Populations of invasive ship rat (Rattus rattus) and house mouse (Mus musculus) vary greatly over both time and space in New Zealand’s indigenous forests. Both species threaten endemic fauna, and their spatiotemporal variation over short time scales and steep environmental gradients present substantial challenges for conservation management. We fitted models to 18 years of 3-monthly records from a large-scale tracking-tunnel network to (1) predict, classify and describe forest-wide spatial patterns of temporal dynamics of unmanaged rat and mouse populations, and (2) understand the population-limiting roles of environment and biotic interactions. We distinguish six classes of forest rodent dynamics by classifying deciles of predicted rat-tracking rates. Classes form sequences across broad latitudinal and elevation gradients, and grade from ‘irruptive’, with low median but synchronous high maximum rat and mouse tracking rates in colder forests, to ‘continuously ratty’, with high median rat and low unsynchronised mouse tracking rates in warmer forests.
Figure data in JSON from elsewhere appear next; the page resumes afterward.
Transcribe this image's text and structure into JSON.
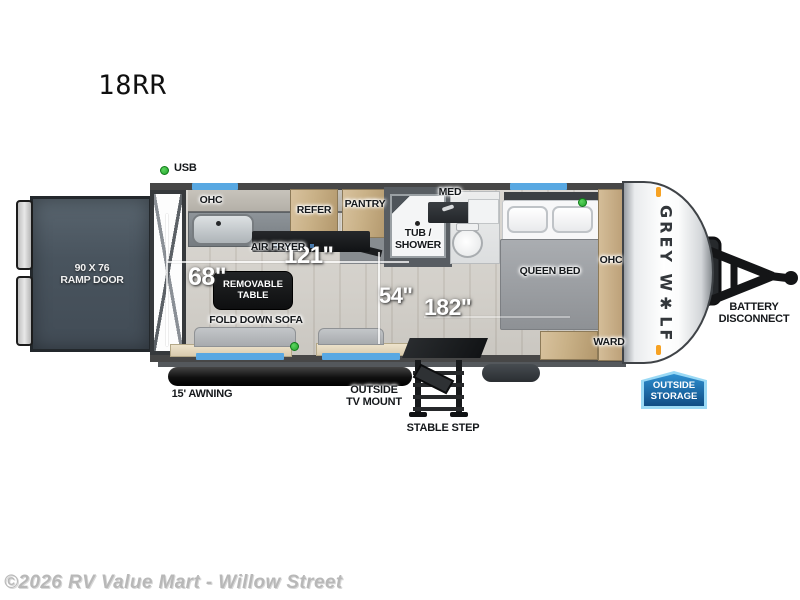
{
  "page": {
    "model_code": "18RR",
    "watermark": "©2026 RV Value Mart - Willow Street"
  },
  "brand": {
    "logo": "GREY W✱LF"
  },
  "exterior": {
    "ramp_door_label": "90 X 76\nRAMP DOOR",
    "awning_label": "15' AWNING",
    "tv_mount_label": "OUTSIDE\nTV MOUNT",
    "step_label": "STABLE STEP",
    "storage_badge_label": "OUTSIDE\nSTORAGE",
    "battery_label": "BATTERY\nDISCONNECT"
  },
  "interior": {
    "usb_label": "USB",
    "kitchen": {
      "ohc": "OHC",
      "air_fryer": "AIR FRYER",
      "refer": "REFER",
      "pantry": "PANTRY"
    },
    "bath": {
      "med": "MED",
      "tub_shower": "TUB /\nSHOWER"
    },
    "bedroom": {
      "queen_bed": "QUEEN BED",
      "ohc": "OHC",
      "ward": "WARD"
    },
    "living": {
      "removable_table": "REMOVABLE\nTABLE",
      "fold_down_sofa": "FOLD DOWN SOFA"
    }
  },
  "measurements": {
    "kitchen_run": "121\"",
    "rear_interior": "68\"",
    "mid_width": "54\"",
    "interior_length": "182\""
  },
  "colors": {
    "window_blue": "#58a8e2",
    "usb_green": "#2fb43c",
    "badge_blue": "#1c6fae",
    "ramp_slate": "#4e5a64",
    "clearance_orange": "#f7a223"
  }
}
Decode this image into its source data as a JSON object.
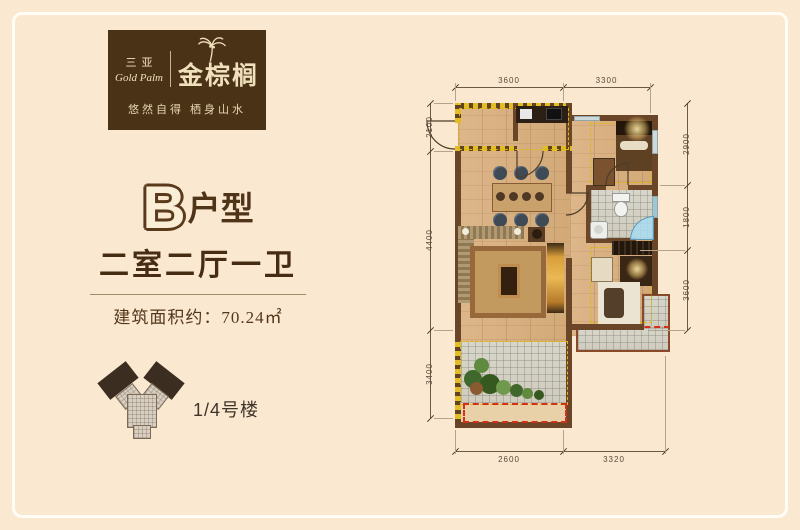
{
  "page": {
    "background": "#fbe8d1",
    "frame_color": "#fffdf6"
  },
  "logo": {
    "brand_cn_small": "三亚",
    "brand_en": "Gold Palm",
    "brand_cn_large": "金棕榈",
    "tagline": "悠然自得 栖身山水",
    "box_color": "#4a3216",
    "text_color": "#f0e0bc",
    "palm_icon": "palm-tree-icon"
  },
  "unit": {
    "type_letter": "B",
    "type_suffix": "户型",
    "layout": "二室二厅一卫",
    "area_label": "建筑面积约：70.24㎡",
    "building_label": "1/4号楼",
    "footprint_icon": "building-footprint-icon"
  },
  "plan": {
    "dims": {
      "top": [
        "3600",
        "3300"
      ],
      "bottom": [
        "2600",
        "3320"
      ],
      "left": [
        "2100",
        "4400",
        "3400"
      ],
      "right": [
        "2900",
        "1800",
        "3600"
      ]
    },
    "colors": {
      "wall": "#6b4527",
      "wood_floor": "#d9b183",
      "tile": "#d5d2c5",
      "marking_yellow": "#e3bd25",
      "marking_red": "#d23018",
      "glass_blue": "#a8dcf2"
    }
  }
}
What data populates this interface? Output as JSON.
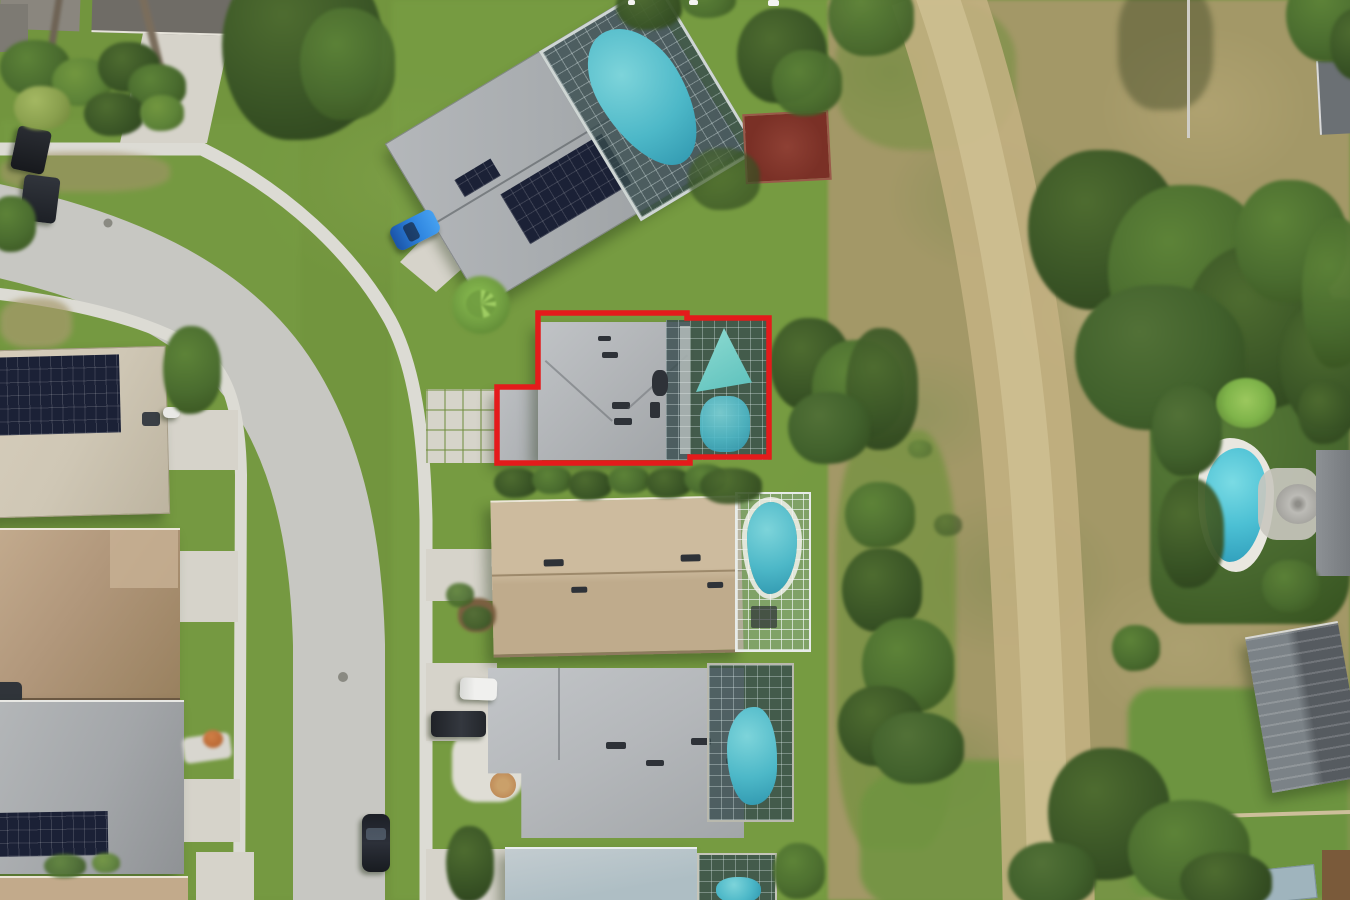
{
  "meta": {
    "description": "Aerial drone photograph of a suburban neighborhood; subject lot highlighted",
    "orientation": "overhead"
  },
  "annotation": {
    "type": "subject-property-boundary",
    "shape": "polygon",
    "color": "#e41b1b",
    "top_edge_text_fragments": {
      "visible": true,
      "legible": false
    }
  },
  "palette": {
    "grass": "#72953e",
    "dry_field": "#a39867",
    "road": "#c7c7c2",
    "sidewalk": "#dcdbd4",
    "driveway": "#d6d3ca",
    "dirt_path": "#c4b183",
    "dirt_path_core": "#d0c094",
    "pool_teal": "#4db8c8",
    "roof_gray": "#b2b5b8",
    "roof_tan": "#c6b295",
    "roof_dark": "#565b60",
    "solar_panel": "#1b2136",
    "tree_green": "#48662e",
    "manhole": "#8a8a82"
  },
  "scene": {
    "subject_lot": {
      "outlined": true,
      "pool_enclosure": true,
      "roof": "gray shingle"
    },
    "counts": {
      "visible_pools": 5,
      "visible_houses": 11,
      "visible_cars": 7,
      "major_tree_clusters": 9
    },
    "features": [
      "curved residential street",
      "sidewalks both sides",
      "solar panel roofs",
      "screened pool enclosures",
      "dry field with dirt path",
      "backyard pool with umbrella",
      "red-brown sport pad",
      "power line"
    ]
  }
}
Mice irrupt alone more frequently in colder forests, and their tracking rates are spatially reciprocal with rat tracking rate minima but not maxima. We conclude that predictable spatial patterns of rodent population dynamics arise from stronger low-temperature limitations on rats than mice, biotic limitation of mice by rats, and spatiotemporal food resource patterns affecting both species. Practical implications are that native species conservation in New Zealand forests requires spatially-differentiated predator management regimes; ship rats are likely to become increasingly prevalent at higher elevations as climate warms; and suppression of ship rats alone will release house mouse populations, especially in warmer forests.